The increase in the Child and Dependent Care Tax Credit will be reflected when you file your tax return in 2022.
Child Tax Credit
The child tax credit gets a boost from $2,000 for eligible children (up to 16 years old) in 2020. This year only, the child tax credit will be:
- $3,600 for each child up to age five
- $3,000 for each child aged six to 17
The full benefit is available if:
- Your income is $75,000 or less and you’re filing as single or head of household
- Your income is $150,000 or less and you’re filing as married filing joint
The regular credit of $2,000 per child can still be taken as long as your adjusted gross income is below $200,000 for single filers or $400,000 for joint filers.
You may not need to wait until you file your tax return to see the full benefit. In July, the IRS is expected to start issuing half of that expected amount in periodic payments to families. You would receive the rest when you file your taxes in 2022.
Pandemic paid sick and family leave
The American Rescue Plan extends voluntary pandemic-related paid sick and family leave through September 30, 2021. Voluntary paid leave was previously set to expire on March 31, 2021. Families can provide paid leave to their employees for qualifying reasons related to the pandemic including time needed to get the vaccine. The dollar-for-dollar tax credit for paid leave also remains in effect.
Additional qualified reasons for paid sick and/or family leave include:
- waiting for the results of COVID-19 testing or a medical diagnosis of COVID-19, if either the employee has been exposed to COVID-19 or the employee’s employer has requested the test or diagnosis
- obtaining COVID-19 immunization or recovering from any injury, disability, illness, or condition related to a COVID-19 immunization
With one exception, calculating the amount of paid sick and family leave available to an employee and employer tax credits are the same as the Families First Coronavirus Act (FFCRA). The ARP removed the 10-day unpaid period for family leave that was part of the FFCRA. An employer may now provide paid family leave immediately and claim the credit. This also increases the maximum amount of paid family leave from $10,000 to $12,000. An employer may now claim the credit for up to 60 days of paid family leave. The FFCRA capped that amount at 50 days.
If your employee previously took their allotted 10 days of paid sick leave under the FFCRA, you can provide an additional 10 days of leave.
While federal paid sick leave can be offered voluntarily, states and cities may have their own sick leave laws that could be mandatory for household employees.
If an employee is paid illegally, they are not eligible for paid leave and their employers can’t receive tax credits.
GTM Payroll Services can handle employee paid leave and employer tax credits under the ARP for our clients. Contact our client support team (800) 929-9213 or email [email protected] if you have any questions.
Expanded unemployment benefits – which first started with the CARES Act at the onset of the pandemic – have been extended through September 6, 2021. The supplement provides $300 in weekly unemployment compensation on top of the amount provided by the state.
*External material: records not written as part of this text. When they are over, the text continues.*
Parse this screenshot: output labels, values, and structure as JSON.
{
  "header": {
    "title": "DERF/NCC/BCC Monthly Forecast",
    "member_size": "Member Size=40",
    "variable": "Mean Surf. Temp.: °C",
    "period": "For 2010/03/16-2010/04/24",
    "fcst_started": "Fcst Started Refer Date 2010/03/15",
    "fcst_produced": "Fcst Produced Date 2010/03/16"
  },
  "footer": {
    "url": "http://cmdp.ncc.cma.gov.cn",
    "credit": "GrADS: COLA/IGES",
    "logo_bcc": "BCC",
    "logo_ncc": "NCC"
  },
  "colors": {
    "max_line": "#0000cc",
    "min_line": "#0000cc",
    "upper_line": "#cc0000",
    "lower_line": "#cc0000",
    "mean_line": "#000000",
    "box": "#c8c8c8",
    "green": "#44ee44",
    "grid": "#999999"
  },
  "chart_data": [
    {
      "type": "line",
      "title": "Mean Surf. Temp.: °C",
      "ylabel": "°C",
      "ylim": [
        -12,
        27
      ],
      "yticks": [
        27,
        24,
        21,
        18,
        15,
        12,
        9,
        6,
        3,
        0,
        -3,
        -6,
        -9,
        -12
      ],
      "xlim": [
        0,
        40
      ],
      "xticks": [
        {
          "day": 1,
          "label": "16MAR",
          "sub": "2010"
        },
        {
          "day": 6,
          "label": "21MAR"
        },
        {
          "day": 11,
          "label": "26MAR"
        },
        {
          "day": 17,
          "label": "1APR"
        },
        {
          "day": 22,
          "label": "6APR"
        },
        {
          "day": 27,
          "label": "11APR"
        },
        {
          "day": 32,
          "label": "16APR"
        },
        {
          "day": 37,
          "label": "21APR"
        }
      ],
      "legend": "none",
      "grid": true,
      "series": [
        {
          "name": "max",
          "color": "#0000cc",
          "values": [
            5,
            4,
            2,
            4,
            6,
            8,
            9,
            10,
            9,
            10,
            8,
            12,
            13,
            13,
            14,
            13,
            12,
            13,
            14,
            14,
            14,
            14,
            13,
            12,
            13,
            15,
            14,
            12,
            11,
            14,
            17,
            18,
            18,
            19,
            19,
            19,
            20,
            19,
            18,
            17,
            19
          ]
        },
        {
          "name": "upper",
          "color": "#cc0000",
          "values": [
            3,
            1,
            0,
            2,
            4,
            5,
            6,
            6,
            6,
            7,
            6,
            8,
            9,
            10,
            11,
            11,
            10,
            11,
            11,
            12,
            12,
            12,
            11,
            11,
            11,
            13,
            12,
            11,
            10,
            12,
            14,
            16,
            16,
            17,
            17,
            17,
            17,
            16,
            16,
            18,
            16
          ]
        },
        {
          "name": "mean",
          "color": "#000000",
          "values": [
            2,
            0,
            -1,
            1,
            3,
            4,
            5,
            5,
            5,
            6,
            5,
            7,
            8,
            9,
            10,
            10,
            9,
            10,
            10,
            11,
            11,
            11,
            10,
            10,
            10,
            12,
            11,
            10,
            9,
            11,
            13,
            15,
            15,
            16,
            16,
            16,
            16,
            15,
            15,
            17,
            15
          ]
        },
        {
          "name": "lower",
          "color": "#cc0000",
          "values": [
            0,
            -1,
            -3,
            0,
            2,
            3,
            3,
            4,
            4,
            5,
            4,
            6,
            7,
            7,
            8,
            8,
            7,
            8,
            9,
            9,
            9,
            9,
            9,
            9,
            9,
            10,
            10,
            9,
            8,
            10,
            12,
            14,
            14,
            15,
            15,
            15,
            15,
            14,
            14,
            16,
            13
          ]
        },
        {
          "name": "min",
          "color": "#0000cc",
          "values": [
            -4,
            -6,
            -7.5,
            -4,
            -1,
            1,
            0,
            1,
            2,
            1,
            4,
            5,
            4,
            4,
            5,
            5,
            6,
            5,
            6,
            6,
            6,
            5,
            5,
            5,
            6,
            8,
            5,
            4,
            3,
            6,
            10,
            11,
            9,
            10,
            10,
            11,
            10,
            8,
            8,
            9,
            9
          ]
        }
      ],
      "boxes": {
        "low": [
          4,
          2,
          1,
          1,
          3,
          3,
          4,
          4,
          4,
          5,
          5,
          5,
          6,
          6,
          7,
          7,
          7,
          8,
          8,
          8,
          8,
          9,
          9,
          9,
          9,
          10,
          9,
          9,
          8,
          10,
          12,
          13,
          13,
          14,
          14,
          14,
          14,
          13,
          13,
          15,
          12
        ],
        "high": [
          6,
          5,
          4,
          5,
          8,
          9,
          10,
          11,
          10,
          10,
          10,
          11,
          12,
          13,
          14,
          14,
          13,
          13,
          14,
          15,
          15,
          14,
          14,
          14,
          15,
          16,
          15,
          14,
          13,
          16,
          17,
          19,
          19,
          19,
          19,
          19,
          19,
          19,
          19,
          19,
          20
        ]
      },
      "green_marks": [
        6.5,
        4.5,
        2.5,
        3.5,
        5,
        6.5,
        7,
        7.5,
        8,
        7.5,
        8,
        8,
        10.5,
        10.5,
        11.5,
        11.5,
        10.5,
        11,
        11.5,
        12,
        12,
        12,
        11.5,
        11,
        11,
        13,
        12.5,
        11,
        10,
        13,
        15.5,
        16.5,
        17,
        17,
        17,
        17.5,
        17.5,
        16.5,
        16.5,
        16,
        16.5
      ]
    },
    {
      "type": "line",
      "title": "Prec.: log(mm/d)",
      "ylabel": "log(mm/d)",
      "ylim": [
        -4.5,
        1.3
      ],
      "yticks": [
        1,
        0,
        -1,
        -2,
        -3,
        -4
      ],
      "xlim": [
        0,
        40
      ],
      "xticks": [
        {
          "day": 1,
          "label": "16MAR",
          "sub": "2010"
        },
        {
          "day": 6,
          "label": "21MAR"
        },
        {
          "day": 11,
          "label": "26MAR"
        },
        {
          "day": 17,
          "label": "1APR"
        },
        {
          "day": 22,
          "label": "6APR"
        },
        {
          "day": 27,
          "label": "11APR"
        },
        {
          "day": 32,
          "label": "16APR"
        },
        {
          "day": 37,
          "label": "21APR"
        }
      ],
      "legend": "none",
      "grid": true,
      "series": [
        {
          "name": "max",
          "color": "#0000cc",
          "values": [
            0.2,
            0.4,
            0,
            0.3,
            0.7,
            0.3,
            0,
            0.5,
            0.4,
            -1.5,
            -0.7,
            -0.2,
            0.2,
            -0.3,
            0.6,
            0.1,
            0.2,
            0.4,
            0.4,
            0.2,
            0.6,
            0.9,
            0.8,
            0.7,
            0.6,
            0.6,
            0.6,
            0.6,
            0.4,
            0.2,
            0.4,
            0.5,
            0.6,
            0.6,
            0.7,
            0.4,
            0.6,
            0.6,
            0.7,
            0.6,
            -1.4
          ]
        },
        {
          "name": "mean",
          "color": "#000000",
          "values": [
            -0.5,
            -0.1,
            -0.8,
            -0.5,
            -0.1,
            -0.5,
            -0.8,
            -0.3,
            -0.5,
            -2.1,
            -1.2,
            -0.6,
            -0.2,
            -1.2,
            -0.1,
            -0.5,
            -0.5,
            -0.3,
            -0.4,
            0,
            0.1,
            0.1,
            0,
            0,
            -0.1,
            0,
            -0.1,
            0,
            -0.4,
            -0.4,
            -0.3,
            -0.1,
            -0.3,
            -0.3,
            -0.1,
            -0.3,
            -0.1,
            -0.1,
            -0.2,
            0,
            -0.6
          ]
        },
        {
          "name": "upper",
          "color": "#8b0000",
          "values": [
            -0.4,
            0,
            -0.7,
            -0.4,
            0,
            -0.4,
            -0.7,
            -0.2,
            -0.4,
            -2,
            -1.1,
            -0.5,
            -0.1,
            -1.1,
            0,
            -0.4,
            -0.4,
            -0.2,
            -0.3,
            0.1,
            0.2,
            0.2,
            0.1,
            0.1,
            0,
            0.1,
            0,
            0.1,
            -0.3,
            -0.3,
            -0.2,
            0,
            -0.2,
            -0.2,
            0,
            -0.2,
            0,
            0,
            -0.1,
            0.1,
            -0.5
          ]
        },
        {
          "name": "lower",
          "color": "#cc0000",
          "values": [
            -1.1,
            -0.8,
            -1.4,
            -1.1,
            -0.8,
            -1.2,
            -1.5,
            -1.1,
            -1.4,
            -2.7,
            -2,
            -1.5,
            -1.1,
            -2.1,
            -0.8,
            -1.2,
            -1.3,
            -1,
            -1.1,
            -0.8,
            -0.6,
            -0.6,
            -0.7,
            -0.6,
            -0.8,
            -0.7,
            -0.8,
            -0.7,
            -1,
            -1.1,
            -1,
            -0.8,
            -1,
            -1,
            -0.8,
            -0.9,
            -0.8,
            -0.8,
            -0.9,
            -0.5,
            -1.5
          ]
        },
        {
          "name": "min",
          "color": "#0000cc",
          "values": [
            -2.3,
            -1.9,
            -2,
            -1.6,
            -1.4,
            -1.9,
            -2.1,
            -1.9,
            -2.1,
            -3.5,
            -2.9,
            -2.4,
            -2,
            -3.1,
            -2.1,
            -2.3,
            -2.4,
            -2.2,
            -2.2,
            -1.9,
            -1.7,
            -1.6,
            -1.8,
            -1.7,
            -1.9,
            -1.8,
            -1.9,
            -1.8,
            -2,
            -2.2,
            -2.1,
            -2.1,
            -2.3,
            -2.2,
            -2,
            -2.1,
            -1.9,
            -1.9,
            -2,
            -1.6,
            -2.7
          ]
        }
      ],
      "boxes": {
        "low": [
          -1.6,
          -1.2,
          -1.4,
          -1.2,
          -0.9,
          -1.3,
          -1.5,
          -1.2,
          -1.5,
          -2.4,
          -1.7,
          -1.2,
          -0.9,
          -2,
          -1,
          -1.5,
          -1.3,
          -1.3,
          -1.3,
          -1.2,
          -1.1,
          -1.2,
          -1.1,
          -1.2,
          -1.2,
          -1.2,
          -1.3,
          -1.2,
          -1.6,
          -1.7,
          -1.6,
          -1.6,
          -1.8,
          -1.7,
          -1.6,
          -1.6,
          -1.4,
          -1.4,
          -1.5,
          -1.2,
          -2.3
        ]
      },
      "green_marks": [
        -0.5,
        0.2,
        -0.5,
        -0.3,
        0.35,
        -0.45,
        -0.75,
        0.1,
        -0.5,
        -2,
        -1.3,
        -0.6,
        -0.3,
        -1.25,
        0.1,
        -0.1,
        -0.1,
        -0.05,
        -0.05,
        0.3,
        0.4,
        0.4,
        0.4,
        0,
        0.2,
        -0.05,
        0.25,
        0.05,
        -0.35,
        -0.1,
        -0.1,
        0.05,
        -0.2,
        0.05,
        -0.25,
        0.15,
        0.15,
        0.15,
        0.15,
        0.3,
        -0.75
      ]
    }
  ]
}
The Rescue Plan also provides up to 53 weeks of additional unemployment insurance to those who have exhausted benefits available through their state.
In addition, the first $10,200 in unemployment benefits are exempted from taxes for households earning up to $150,000. Typically, if you claim unemployment insurance you receive Form 1099-G and owe income taxes on benefits. If you have already filed your tax return this year, you may need to file an amended return to take advantage of the unemployment insurance tax break.
A proposal to gradually raise the federal minimum wage from the current rate of $7.25/hour to $15/hour in 2025 was not part of the final Rescue Plan that was signed into law.